Good to know! In my case I confirmed it was the one and only line that was causing the endless activation loop. Maybe it’s some kind of edge case… my persist mount is a btrfs subvolume with neededForBoot set to true.

ElvishJerricco · November 4, 2024, 6:45pm

I suspect you had changed the fileSystems configuration somehow and that was causing switch-to-configuration to want to restart those mount units, leading to the aforementioned bug / PR, which leads to the looping.

damscal · November 4, 2024, 6:56pm

Yes, after my last backup I had changed the fs label, so when I restored from the backup as a quick fix I changed the fileSystem config to use by-partlabel instead of changing the fs label again.
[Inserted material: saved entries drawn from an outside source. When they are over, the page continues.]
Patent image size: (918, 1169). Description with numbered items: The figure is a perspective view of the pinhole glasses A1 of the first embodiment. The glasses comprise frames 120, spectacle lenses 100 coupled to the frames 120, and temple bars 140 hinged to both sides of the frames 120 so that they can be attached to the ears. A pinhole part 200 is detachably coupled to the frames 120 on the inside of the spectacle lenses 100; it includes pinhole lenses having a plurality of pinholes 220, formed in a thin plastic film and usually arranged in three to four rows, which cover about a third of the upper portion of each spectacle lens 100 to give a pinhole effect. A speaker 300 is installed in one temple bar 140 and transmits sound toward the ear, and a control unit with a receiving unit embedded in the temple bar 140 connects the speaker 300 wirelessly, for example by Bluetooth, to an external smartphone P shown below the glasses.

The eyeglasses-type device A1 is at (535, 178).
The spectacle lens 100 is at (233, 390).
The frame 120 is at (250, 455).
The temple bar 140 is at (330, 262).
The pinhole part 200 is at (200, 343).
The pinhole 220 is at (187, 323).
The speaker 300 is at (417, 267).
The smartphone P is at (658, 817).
However for some reason by-partlabel is not working in my case.

ElvishJerricco · November 4, 2024, 6:58pm

Like I said, it’s not because you used by-partlabel, it’s because changing the fileSystems configuration led to the issue fixed by the PR I linked. by-partlabel is not the problem.

damscal · November 4, 2024, 7:50pm

I see, then do you know if there is a way to change my fileSystems config (e.g. using by-partlabel) without falling into the bug? I mean other than switching to nixos-unstable and waiting for the fix

ElvishJerricco · November 4, 2024, 7:54pm

You can probably do nixos-rebuild boot instead of nixos-rebuild switch and then reboot.